This story appeared on Network World Fusion at
http://www.nwfusion.com/ahive/2000/105104_08-21-2000.html

SBC Communications sued over DSL speeds

Class action suit claims telco's is not 'always on.'

By DAVID ROHDE
Network World, 08/21/00

HOUSTON - Mega-telco SBC Communications last week was hit with a class-action lawsuit claiming it's "defrauding" DSL subscribers by limiting promised downstream speeds of at least 384K bit/sec to an actual rate of 128K bit/sec.

The lawsuit, filed by a computer technical support company in Houston and several of its customers, also claims that SBC's DSL service is not "always on" as advertised, but rather times out like an ordinary dial-up connection.

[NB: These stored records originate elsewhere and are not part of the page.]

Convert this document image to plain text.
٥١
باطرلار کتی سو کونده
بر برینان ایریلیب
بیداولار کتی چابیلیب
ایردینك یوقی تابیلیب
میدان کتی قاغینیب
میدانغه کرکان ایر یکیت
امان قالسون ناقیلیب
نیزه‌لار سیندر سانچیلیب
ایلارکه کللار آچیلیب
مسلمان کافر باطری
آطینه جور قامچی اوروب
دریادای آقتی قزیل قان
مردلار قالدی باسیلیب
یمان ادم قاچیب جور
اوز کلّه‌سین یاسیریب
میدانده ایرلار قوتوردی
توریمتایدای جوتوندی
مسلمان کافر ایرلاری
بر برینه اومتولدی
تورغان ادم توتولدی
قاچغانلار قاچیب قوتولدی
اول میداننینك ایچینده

In a statement, SBC said it has to review the suit before responding in detail but noted that "there are many factors that can have an impact on the actual rate at which data is transferred online," including server speeds, protocol overhead factors and public Internet congestion.

But the plaintiffs point to e-mail and newsgroup downloads, where they allege they've noticed the 128K bit/ sec cap. SBC's statement acknowledged that speeds for accessing newsgroup data are maximized at 128K bit/sec "in order to provide a more reliable service for all our customers using the newsgroups," though the plaintiffs claim that hadn't been disclosed.

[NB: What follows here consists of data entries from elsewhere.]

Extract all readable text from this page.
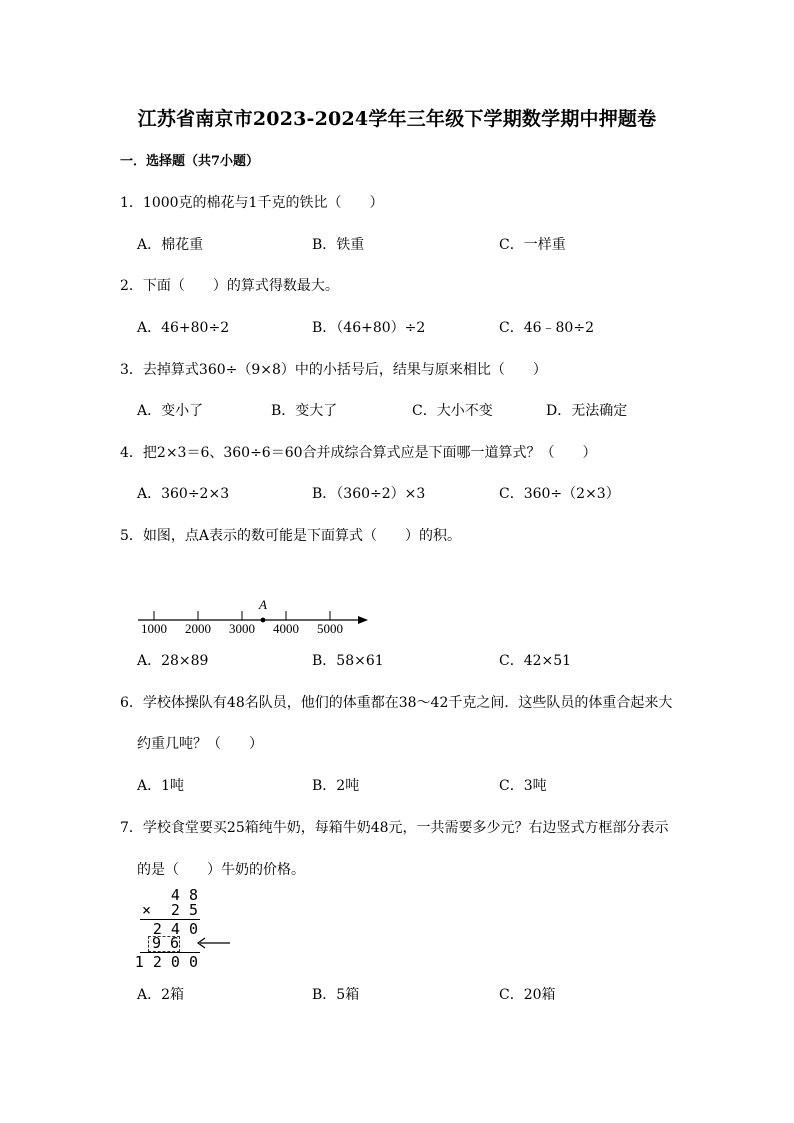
江苏省南京市2023-2024学年三年级下学期数学期中押题卷
一．选择题（共7小题）
1．1000克的棉花与1千克的铁比（　　）
A．棉花重	B．铁重	C．一样重
2．下面（　　）的算式得数最大。
A．46+80÷2	B．（46+80）÷2	C．46﹣80÷2
3．去掉算式360÷（9×8）中的小括号后，结果与原来相比（　　）
A．变小了	B．变大了	C．大小不变	D．无法确定
4．把2×3＝6、360÷6＝60合并成综合算式应是下面哪一道算式？（　　）
A．360÷2×3	B．（360÷2）×3	C．360÷（2×3）
5．如图，点A表示的数可能是下面算式（　　）的积。
A
1000 2000 3000 4000 5000
A．28×89	B．58×61	C．42×51
6．学校体操队有48名队员，他们的体重都在38～42千克之间．这些队员的体重合起来大
约重几吨？（　　）
A．1吨	B．2吨	C．3吨
7．学校食堂要买25箱纯牛奶，每箱牛奶48元，一共需要多少元？右边竖式方框部分表示
的是（　　）牛奶的价格。
4 8
× 2 5
2 4 0
9 6
1 2 0 0
A．2箱	B．5箱	C．20箱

By contrast, SBC said access to e-mail "and other Internet applications" are not affected by the 128K bit/sec cap. But the plaintiffs claim the network timeout - which allegedly occurs when users stop downloading Internet pages or using e-mail - is a deliberate capacity-saving maneuver by SBC rather than a random fault in the carrier network.

Many DSL proponents have claimed that this kind of potential user competition for bandwidth is only a problem with cable modems sharing a path back to aggregation devices. But that's a myth, says Philip Richards, vice president for Insight Research Corp. in Livingston, N.J. Many initial DSL service providers have indeed had to throttle back port speeds on their DSL access multiplexers (DSLAM) in order to avoid having their DSL networks seize up entirely.

"There is [bandwidth] concentration in the DSLAM, and in many instances, it's significant concentration, even more so than with cable," Richards says. "The rapid growth of demand doesn't give the engineers time to understand how the users are using it. They're still learning what kind of capacity they need."

Richards says he wouldn't be surprised if other DSL carriers are suffering the same learning curve, adding that could even be SBC's defense of the suit. But the plaintiffs point to SBC's Project Pronto, a $6 billion initiative to install asymmetric DSL remote terminals near 80% of SBC's population. The suit claims Pronto publicity has caused hundreds of thousands of customers to sign up for DSL service that SBC is not ready to provision, forcing it to throttle back its network. SBC countered that "SBC is meeting our obligations to our customers."

The complete text of the lawsuit is available at www.bafirm.com/petition.htm.